Artikel Opini Isu Tentang Kenalan Remaja

 Kenakalan remaja bukanlah hal baru, namun semakin hari masalah ini menjadi lebih serius. Tawuran, balap liar, penyalahgunaan narkoba, hingga perundungan (bullying) di sekolah adalah contoh nyata dari kenakalan remaja yang meresahkan. Banyak yang menyalahkan remaja semata, tapi apakah hanya mereka yang harus disalahkan?


Kenapa Remaja Bisa Nakal?


Masa remaja adalah masa pencarian jati diri. Di usia ini, seseorang mudah terpengaruh oleh lingkungan, teman sebaya, bahkan media sosial. Kurangnya perhatian dari orang tua, tekanan dari sekolah, dan rasa ingin tahu yang tinggi bisa membuat remaja mencoba hal-hal yang negatif.


Di sisi lain, banyak remaja yang merasa tidak dimengerti. Ketika mereka punya masalah, mereka takut curhat karena takut dimarahi. Akibatnya, mereka mencari “pelarian” yang salah — nongkrong berlebihan, merokok, bahkan melakukan kekerasan.


Peran Orang Tua dan Sekolah


Menurut saya, kenakalan remaja bukan hanya tanggung jawab si remaja.

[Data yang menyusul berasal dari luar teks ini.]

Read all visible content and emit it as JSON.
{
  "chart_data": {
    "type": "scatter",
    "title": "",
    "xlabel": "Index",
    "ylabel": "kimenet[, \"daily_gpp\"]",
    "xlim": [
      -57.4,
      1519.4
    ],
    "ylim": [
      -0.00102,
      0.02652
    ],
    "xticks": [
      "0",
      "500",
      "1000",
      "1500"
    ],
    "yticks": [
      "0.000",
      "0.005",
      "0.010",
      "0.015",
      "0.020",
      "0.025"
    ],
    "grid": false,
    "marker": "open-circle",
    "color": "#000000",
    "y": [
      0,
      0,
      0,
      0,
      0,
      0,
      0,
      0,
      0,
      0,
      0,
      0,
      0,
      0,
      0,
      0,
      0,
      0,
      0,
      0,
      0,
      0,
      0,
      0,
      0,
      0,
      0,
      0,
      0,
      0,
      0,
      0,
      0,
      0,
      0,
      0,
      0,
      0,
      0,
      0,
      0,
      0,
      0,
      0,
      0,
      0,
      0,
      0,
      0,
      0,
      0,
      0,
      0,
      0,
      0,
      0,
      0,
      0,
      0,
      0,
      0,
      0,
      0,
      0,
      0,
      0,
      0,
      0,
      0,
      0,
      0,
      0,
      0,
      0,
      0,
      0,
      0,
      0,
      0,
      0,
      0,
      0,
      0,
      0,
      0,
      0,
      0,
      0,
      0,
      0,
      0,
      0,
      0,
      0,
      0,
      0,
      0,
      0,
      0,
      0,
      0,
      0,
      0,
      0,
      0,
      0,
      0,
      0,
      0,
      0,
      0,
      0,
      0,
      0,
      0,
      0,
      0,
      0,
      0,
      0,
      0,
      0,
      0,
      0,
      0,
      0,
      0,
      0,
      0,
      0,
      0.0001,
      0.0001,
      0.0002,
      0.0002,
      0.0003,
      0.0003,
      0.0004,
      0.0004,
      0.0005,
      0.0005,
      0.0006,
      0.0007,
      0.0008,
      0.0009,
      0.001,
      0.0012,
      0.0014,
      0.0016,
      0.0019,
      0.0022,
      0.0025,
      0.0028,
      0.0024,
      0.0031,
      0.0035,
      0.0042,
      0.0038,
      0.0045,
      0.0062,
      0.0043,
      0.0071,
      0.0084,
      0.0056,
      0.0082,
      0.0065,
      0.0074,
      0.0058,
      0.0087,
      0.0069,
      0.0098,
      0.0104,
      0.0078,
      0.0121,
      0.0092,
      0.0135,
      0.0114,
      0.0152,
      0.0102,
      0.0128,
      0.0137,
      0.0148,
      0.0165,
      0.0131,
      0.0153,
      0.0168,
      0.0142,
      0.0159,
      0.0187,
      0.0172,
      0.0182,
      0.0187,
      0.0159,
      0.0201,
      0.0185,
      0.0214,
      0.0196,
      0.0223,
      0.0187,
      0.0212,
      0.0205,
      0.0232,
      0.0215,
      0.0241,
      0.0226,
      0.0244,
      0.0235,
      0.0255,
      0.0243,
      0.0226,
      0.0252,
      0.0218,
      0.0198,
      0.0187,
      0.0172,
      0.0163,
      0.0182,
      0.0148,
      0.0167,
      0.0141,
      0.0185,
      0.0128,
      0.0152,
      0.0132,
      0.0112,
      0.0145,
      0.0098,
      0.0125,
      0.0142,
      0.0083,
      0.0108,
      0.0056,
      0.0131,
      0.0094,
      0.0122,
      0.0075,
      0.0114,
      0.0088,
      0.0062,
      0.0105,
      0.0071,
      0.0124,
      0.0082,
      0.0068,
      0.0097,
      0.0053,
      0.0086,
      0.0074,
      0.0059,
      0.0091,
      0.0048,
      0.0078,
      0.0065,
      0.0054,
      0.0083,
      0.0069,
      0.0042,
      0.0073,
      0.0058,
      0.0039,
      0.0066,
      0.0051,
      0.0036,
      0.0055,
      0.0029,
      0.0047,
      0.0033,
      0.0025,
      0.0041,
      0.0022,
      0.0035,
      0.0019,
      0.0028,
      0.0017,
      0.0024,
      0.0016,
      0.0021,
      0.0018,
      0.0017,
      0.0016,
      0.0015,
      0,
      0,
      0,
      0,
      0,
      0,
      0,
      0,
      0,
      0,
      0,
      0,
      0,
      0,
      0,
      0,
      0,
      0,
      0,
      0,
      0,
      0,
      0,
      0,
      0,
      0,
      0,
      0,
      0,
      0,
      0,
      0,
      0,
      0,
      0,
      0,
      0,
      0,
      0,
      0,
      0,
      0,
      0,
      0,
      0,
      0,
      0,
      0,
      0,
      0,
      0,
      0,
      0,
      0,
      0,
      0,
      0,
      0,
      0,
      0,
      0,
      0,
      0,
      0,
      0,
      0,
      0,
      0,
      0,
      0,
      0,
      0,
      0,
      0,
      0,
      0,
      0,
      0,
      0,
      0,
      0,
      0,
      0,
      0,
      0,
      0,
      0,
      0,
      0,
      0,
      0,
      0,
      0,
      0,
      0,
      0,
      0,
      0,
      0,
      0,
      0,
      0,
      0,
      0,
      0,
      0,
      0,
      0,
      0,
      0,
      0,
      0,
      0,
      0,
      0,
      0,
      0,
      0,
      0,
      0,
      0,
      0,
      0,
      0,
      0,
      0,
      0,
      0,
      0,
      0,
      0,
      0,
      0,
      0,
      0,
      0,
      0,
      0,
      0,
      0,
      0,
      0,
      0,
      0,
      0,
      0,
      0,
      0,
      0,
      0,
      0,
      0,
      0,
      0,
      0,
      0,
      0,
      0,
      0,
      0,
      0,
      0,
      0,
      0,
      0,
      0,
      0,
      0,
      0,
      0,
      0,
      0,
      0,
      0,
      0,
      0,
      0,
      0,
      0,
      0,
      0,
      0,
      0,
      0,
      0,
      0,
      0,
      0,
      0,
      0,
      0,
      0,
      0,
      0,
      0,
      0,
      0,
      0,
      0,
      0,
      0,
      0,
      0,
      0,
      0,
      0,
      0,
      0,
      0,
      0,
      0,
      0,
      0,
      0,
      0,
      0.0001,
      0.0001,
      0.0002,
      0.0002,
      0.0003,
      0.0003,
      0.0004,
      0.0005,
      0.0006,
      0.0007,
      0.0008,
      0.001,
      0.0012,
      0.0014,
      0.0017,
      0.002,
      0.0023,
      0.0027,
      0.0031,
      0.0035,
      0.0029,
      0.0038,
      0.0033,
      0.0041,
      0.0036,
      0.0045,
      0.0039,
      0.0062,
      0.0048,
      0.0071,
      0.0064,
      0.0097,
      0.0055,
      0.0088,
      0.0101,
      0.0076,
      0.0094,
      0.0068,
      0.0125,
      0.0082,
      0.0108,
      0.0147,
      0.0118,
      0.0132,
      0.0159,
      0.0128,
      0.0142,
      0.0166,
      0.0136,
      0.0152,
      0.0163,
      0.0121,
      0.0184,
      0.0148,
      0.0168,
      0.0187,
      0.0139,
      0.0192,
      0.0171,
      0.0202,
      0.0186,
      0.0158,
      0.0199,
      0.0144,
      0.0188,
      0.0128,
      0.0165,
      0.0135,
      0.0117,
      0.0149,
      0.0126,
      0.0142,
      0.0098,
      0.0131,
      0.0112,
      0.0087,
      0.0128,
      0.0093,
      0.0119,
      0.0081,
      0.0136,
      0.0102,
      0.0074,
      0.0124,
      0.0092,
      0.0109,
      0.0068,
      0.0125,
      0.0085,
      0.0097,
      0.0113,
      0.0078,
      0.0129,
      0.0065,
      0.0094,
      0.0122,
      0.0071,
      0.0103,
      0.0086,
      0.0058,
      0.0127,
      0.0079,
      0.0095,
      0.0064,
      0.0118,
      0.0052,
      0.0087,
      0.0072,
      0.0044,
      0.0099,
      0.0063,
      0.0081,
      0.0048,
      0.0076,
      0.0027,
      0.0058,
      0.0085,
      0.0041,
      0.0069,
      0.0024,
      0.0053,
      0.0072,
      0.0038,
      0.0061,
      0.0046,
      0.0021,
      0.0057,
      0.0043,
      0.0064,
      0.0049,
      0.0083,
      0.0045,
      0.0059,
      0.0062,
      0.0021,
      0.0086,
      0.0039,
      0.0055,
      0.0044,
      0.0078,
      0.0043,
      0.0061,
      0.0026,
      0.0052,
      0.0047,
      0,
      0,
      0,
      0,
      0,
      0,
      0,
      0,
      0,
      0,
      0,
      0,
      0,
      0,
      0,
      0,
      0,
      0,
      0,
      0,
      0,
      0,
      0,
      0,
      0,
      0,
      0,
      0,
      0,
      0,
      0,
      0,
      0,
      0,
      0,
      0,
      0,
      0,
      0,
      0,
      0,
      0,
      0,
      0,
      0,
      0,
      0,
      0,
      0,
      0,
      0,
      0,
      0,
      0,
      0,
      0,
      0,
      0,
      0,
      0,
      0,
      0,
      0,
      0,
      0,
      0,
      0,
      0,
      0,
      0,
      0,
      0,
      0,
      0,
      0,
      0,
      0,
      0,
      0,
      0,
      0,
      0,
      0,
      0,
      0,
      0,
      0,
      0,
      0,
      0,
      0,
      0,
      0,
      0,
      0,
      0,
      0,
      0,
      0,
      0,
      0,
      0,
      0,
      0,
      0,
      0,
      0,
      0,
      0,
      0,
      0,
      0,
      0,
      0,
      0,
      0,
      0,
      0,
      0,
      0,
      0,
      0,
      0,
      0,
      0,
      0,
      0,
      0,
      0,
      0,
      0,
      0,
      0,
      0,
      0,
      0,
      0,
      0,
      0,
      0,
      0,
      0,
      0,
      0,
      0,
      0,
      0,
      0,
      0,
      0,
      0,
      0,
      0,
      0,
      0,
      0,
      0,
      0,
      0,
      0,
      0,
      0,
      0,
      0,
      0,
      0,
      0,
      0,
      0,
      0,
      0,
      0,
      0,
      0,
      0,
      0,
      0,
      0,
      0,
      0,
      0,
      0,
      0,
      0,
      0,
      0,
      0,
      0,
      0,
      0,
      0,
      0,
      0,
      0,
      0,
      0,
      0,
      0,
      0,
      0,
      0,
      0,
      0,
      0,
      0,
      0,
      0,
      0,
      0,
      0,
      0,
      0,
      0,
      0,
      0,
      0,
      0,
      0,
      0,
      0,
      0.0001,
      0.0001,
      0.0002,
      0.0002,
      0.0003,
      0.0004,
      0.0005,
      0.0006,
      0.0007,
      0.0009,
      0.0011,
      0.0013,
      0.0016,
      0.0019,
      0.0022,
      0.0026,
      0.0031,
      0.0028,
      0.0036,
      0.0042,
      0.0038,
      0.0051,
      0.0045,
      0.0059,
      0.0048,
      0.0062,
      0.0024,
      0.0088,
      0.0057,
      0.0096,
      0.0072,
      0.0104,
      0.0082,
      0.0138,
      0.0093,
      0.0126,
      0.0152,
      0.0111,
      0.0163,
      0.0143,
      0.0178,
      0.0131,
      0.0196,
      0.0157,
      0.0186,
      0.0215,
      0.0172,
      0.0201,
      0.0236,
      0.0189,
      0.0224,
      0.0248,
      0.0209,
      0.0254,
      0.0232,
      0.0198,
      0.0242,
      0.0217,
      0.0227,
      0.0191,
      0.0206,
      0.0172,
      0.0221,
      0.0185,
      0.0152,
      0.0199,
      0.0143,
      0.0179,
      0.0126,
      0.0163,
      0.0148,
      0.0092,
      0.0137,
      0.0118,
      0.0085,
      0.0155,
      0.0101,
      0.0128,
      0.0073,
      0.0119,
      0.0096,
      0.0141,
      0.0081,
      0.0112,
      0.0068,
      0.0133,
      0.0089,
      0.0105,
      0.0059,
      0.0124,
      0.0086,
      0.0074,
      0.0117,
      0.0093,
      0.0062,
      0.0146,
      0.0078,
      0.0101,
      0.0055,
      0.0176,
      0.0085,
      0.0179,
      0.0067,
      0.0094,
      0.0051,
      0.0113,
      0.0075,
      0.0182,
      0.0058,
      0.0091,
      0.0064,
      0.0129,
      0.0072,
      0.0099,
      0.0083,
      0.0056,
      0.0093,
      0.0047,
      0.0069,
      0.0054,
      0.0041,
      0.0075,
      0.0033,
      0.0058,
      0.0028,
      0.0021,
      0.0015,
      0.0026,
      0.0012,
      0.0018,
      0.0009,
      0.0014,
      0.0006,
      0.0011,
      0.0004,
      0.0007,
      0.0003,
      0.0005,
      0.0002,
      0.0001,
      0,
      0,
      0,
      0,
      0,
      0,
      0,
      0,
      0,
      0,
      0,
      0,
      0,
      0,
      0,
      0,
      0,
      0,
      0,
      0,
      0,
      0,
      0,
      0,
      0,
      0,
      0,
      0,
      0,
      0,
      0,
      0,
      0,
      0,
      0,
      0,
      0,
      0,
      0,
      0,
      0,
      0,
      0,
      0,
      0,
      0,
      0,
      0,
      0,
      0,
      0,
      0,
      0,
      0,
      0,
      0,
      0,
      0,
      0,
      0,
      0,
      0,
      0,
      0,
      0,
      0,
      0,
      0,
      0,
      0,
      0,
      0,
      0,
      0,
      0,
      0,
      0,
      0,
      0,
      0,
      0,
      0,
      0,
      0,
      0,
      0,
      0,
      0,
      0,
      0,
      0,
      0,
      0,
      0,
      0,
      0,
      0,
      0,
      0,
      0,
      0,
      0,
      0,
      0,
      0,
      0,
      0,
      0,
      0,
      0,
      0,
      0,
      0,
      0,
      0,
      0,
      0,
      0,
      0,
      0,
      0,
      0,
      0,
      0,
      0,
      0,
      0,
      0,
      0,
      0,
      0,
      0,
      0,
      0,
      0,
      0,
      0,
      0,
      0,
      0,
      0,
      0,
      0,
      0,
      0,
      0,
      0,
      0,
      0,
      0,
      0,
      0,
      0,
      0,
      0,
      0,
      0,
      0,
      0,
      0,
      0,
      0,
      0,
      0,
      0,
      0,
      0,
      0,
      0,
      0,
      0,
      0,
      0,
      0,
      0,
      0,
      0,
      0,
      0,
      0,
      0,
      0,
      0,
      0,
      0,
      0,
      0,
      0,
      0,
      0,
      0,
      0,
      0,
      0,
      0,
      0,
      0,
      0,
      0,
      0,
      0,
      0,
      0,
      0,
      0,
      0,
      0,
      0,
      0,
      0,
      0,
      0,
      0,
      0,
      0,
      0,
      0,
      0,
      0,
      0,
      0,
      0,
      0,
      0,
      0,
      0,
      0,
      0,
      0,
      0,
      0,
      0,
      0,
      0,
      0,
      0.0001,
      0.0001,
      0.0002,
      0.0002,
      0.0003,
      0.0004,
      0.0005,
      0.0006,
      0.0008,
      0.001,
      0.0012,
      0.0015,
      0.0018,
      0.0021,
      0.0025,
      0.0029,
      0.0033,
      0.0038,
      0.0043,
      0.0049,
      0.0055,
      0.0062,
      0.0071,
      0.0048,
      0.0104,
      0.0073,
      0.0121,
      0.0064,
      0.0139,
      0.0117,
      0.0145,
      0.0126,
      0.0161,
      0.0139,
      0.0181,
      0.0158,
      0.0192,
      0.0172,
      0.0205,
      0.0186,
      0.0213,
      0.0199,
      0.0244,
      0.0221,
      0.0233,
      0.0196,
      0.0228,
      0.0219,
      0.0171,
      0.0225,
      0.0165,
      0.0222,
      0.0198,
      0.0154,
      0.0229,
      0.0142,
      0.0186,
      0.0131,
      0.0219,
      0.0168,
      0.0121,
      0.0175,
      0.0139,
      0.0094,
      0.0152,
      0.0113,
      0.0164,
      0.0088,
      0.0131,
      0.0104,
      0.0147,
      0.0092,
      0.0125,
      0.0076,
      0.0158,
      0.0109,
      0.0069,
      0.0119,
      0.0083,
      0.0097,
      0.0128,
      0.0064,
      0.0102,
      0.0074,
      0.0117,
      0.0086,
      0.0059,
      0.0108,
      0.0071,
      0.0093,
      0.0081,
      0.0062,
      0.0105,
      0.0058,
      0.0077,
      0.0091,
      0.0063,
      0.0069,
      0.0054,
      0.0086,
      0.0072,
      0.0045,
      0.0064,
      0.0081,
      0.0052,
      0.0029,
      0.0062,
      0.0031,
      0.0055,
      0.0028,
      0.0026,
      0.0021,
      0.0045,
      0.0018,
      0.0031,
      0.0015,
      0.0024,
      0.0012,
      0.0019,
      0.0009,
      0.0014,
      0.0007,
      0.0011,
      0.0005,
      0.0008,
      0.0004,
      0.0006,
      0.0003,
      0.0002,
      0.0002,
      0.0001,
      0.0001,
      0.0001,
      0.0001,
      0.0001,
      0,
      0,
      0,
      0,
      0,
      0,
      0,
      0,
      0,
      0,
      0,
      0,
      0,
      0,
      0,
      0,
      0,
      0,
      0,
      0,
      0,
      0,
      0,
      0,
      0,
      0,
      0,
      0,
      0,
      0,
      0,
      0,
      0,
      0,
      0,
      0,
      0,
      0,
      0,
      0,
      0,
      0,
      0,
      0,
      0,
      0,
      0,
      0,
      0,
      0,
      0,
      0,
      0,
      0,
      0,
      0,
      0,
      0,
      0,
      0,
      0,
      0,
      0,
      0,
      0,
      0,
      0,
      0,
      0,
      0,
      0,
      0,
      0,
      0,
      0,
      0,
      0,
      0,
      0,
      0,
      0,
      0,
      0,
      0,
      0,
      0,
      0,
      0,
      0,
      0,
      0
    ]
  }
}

Orang tua dan sekolah juga memiliki peran penting. Orang tua harus menjadi sahabat, bukan hanya sebagai pengatur atau penghukum. Sementara itu, sekolah sebaiknya tidak hanya fokus pada nilai akademik, tapi juga mendidik karakter dan membangun komunikasi yang terbuka.


Program seperti konseling siswa, pelatihan soft skill, dan kegiatan ekstrakurikuler bisa membantu menyalurkan energi dan emosi remaja ke hal yang lebih positif.


Pengaruh Lingkungan dan Media


Lingkungan tempat tinggal juga berpengaruh besar. Jika remaja hidup di lingkungan yang penuh kekerasan atau pergaulan bebas, sangat sulit bagi mereka untuk memilih jalan yang benar. Begitu juga dengan media sosial, yang kadang menampilkan gaya hidup bebas dan kekerasan sebagai sesuatu yang keren.


Karena itu, edukasi digital dan bimbingan moral sangat penting. Remaja harus dibekali kemampuan memilih informasi yang benar dan menghindari konten yang berbahaya.


Kesimpulan: Perlu Kolaborasi Semua Pihak


Kenakalan remaja adalah masalah bersama. Jangan hanya menyalahkan remaja, tapi mari kita bantu mereka. Orang tua, guru, pemerintah, bahkan teman sebaya harus bersama-sama membangun lingkungan yang positif.


Remaja bukan hanya generasi penerus, mereka adalah cermin dari bagaimana kita mendidik dan memperlakukan mereka hari ini. Jika ingin masa depan bangsa lebih baik, maka mulailah dari membimbing remajanya dengan bijak.